生きている時はとにかく苦しく、報われることのなかった人たち。
その人たちが、死んだ後には美しく素晴らしい世界へ行けますように…。
純粋な心で、死後の世界のことを考えているのです。
自分の死について考える主人公
いつか人生を全うしたら…
笑うことなく、喜び合うことなく消えた同士(とも)と再び出会う
天国ってとこで巡り合う その時胸張ってこう話す
「嬉しかった 美しかった 「幸せ」ってやつが溢れていた
いつかまた行ってみよう 「愛」ってやつを教えよう」
出典: 祈跡-in album version-/作詞:野田洋次郎 作曲:野田洋次郎
ここでは自分より先に人生を終え、死んでいった人たちのことを考えています。
その人たちに会えるのは、将来自分が死んで天国へ行ったとき。
想像に過ぎませんが、きっと天国は素晴らしい世界です。でも主人公は、こう言いたいのです。
自分が生きてきた世界も、素晴らしいところだった、と。
そのために主人公は、自分の人生を全うしようと日々奮闘しているのです。
死ぬまで忘れたくないもの
笑って 抱き合ってる 君と僕とで
いつか必ず来る そんな時を待ちながら生きていこう
溢れ出さぬよう 忘れ去らぬよう
僕が消えて無くなる日が来るまで
ずっと ずっと ずっと
出典: 祈跡-in album version-/作詞:野田洋次郎 作曲:野田洋次郎
2行目にある「そんな時」とは、自分が自分の人生を終えるその瞬間を指しています。
死は誰も免れることなどできません。
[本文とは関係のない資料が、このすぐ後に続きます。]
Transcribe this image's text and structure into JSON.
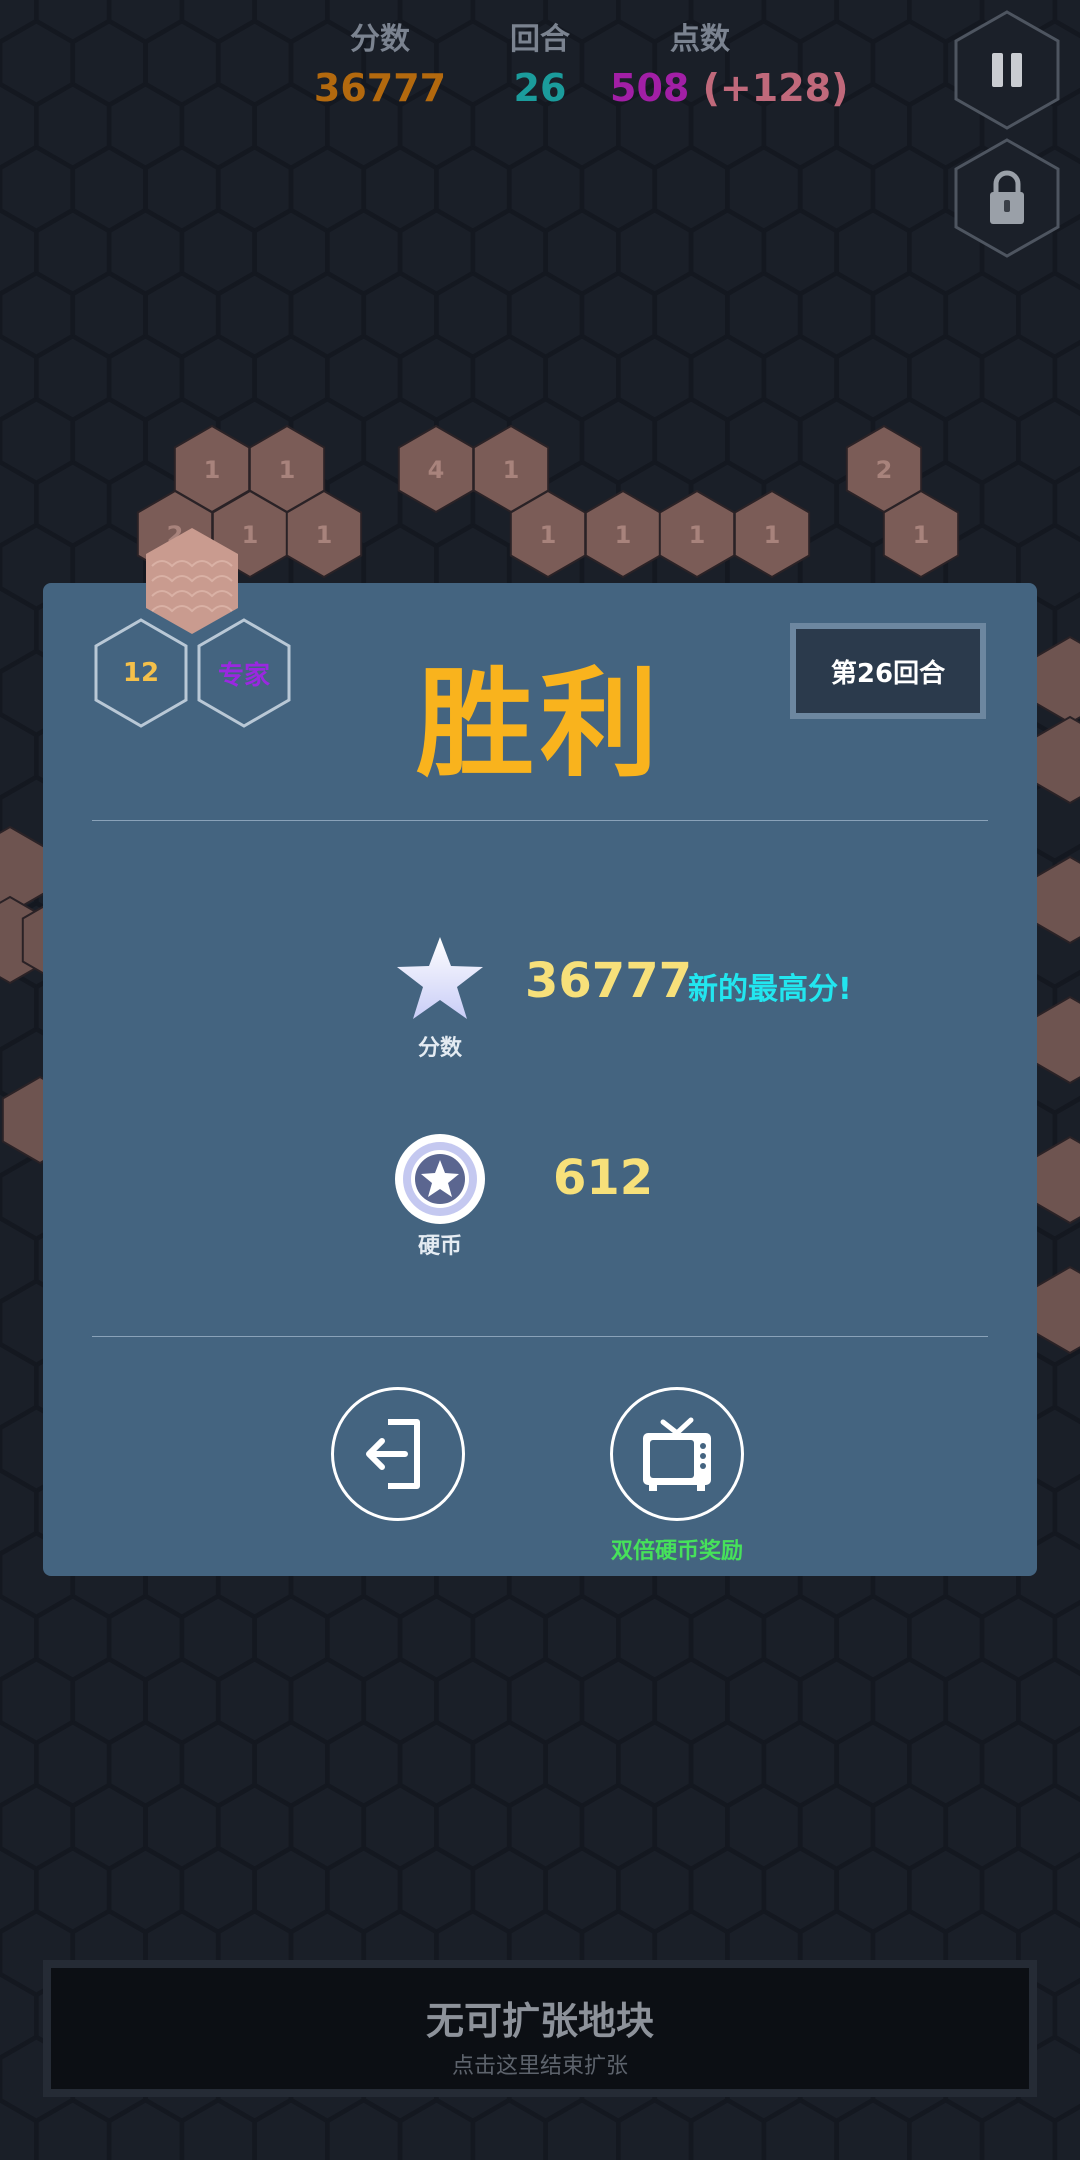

命を授かったその時から、着実に死へと向かっているのです。
また、死は1度しか経験できません。そのため、誰かの経験談を聞いて心構えすることもできないのです。
そのためマイナスイメージがつきまといますし、恐怖心を抱く人も多いのでしょう。
それでも主人公が笑顔で過ごせているのは、死ぬことよりも真剣に考えていることがあるから。
それが、ここまでの歌詞でも触れられていた「生きること」です。
いつか死ぬとしても、いえ、いつか死ぬのなら尚更、いまある命を大切にしたい。そう考えているのです。
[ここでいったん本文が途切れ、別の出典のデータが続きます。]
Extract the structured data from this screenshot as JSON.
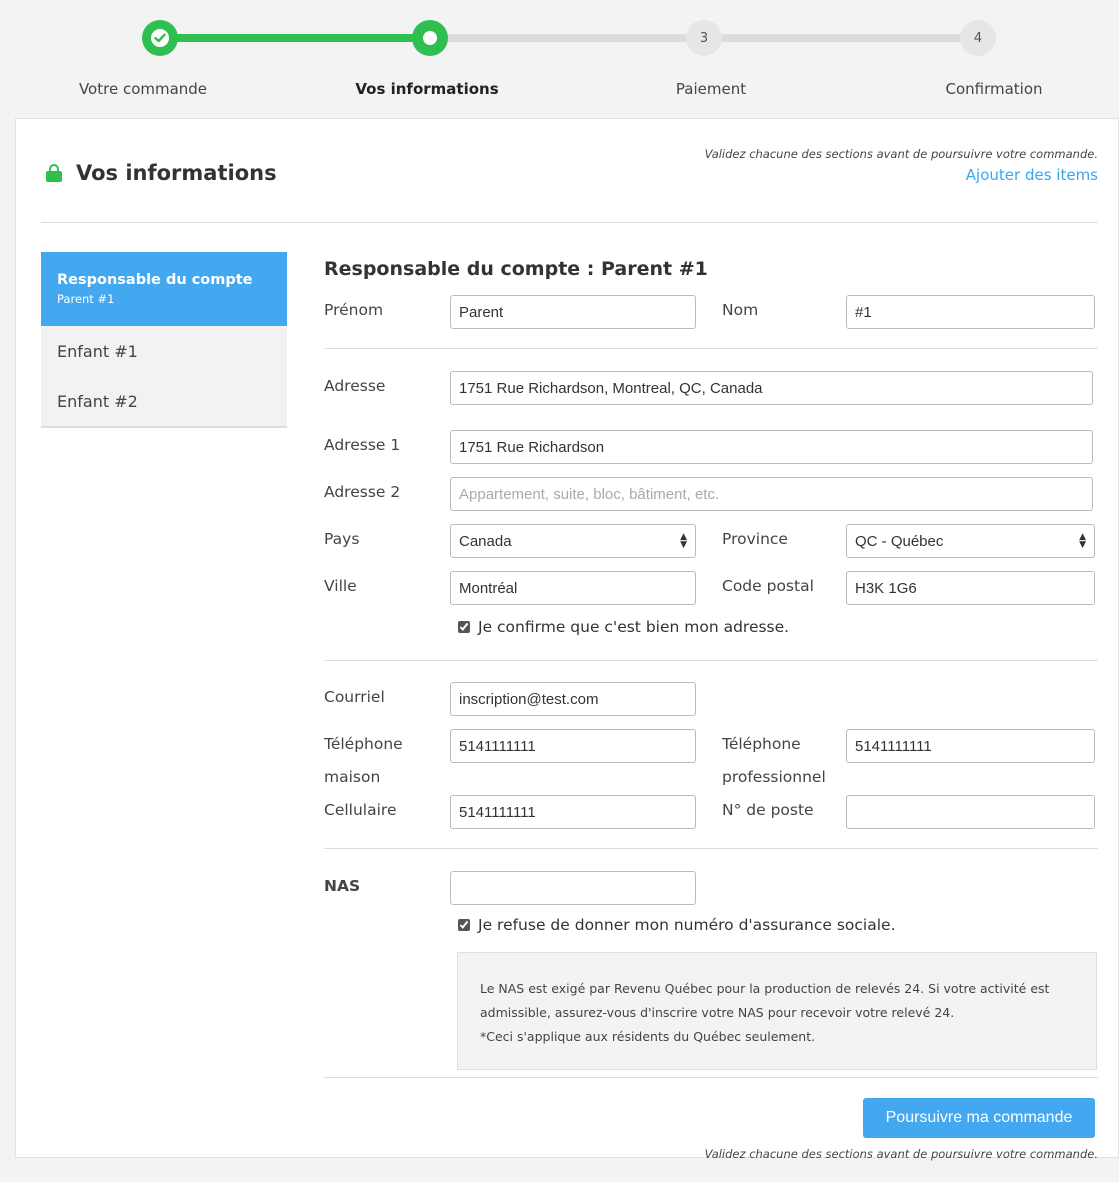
{
  "stepper": {
    "steps": [
      {
        "label": "Votre commande",
        "number": "",
        "state": "done"
      },
      {
        "label": "Vos informations",
        "number": "",
        "state": "active"
      },
      {
        "label": "Paiement",
        "number": "3",
        "state": "future"
      },
      {
        "label": "Confirmation",
        "number": "4",
        "state": "future"
      }
    ]
  },
  "header": {
    "title": "Vos informations",
    "validate_note": "Validez chacune des sections avant de poursuivre votre commande.",
    "add_items_link": "Ajouter des items"
  },
  "sidebar": {
    "items": [
      {
        "title": "Responsable du compte",
        "subtitle": "Parent #1"
      },
      {
        "title": "Enfant #1"
      },
      {
        "title": "Enfant #2"
      }
    ]
  },
  "form": {
    "title": "Responsable du compte : Parent #1",
    "first_name": {
      "label": "Prénom",
      "value": "Parent"
    },
    "last_name": {
      "label": "Nom",
      "value": "#1"
    },
    "address": {
      "label": "Adresse",
      "value": "1751 Rue Richardson, Montreal, QC, Canada"
    },
    "address1": {
      "label": "Adresse 1",
      "value": "1751 Rue Richardson"
    },
    "address2": {
      "label": "Adresse 2",
      "value": "",
      "placeholder": "Appartement, suite, bloc, bâtiment, etc."
    },
    "country": {
      "label": "Pays",
      "value": "Canada"
    },
    "province": {
      "label": "Province",
      "value": "QC - Québec"
    },
    "city": {
      "label": "Ville",
      "value": "Montréal"
    },
    "postal_code": {
      "label": "Code postal",
      "value": "H3K 1G6"
    },
    "confirm_address": {
      "label": "Je confirme que c'est bien mon adresse.",
      "checked": true
    },
    "email": {
      "label": "Courriel",
      "value": "inscription@test.com"
    },
    "home_phone": {
      "label_line1": "Téléphone",
      "label_line2": "maison",
      "value": "5141111111"
    },
    "work_phone": {
      "label_line1": "Téléphone",
      "label_line2": "professionnel",
      "value": "5141111111"
    },
    "cell_phone": {
      "label": "Cellulaire",
      "value": "5141111111"
    },
    "extension": {
      "label": "N° de poste",
      "value": ""
    },
    "nas": {
      "label": "NAS",
      "value": ""
    },
    "refuse_nas": {
      "label": "Je refuse de donner mon numéro d'assurance sociale.",
      "checked": true
    },
    "nas_info": {
      "line1": "Le NAS est exigé par Revenu Québec pour la production de relevés 24. Si votre activité est",
      "line2": "admissible, assurez-vous d'inscrire votre NAS pour recevoir votre relevé 24.",
      "line3": "*Ceci s'applique aux résidents du Québec seulement."
    },
    "continue_button": "Poursuivre ma commande",
    "validate_note_bottom": "Validez chacune des sections avant de poursuivre votre commande."
  },
  "colors": {
    "accent_blue": "#43a8f0",
    "success_green": "#2fbf50"
  }
}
だからこそ、誰もが同じように命を全うできるよう、貧しい国に生きる人の命にまで想いを馳せていたといえます。
こう考えている主人公は毎日、生きることに必死です。死に恐怖を感じている暇などありません。
このように主人公は生に価値を見出しているからこそ、ずっと笑顔なのです。
改めて…
さあ、あなたはこの現状に一体何を思う?
Today six billions of people are breathing, feeling, and living
Today fifty hundreds of children are starving, fearing, and dying
出典: 祈跡-in album version-/作詞:野田洋次郎 作曲:野田洋次郎
冒頭の歌詞が再度登場しています。
あえて同じ歌詞を繰り返すことで、このナンバーを聴いている人たちに改めて理解させようとしているのでしょう。
いまの世界はこんな状況だ。これに対して君はどう考えるだろう?
ここまで世界の格差や報われない命に想いを馳せてきたからこそ、自分以外の人たちにもきちんと考えてほしい。
そんな気持ちが溢れているように感じられますね。
人の生死
生きること、そして死ぬことは、主人公にとってもわたしたちにとっても理解が難しいテーマです。
日常的に考えるには重すぎますから、あまり考えずに生きている人も多いでしょう。
しかし誰もが避けては通れない、非常に重要なテーマであることは皆わかっています。
この楽曲の主人公のように人の生死について深く考え、必死に生きること。
当たり前すぎて忘れがちですが、この大切なことを再認識するキッカケになっていたら幸いです。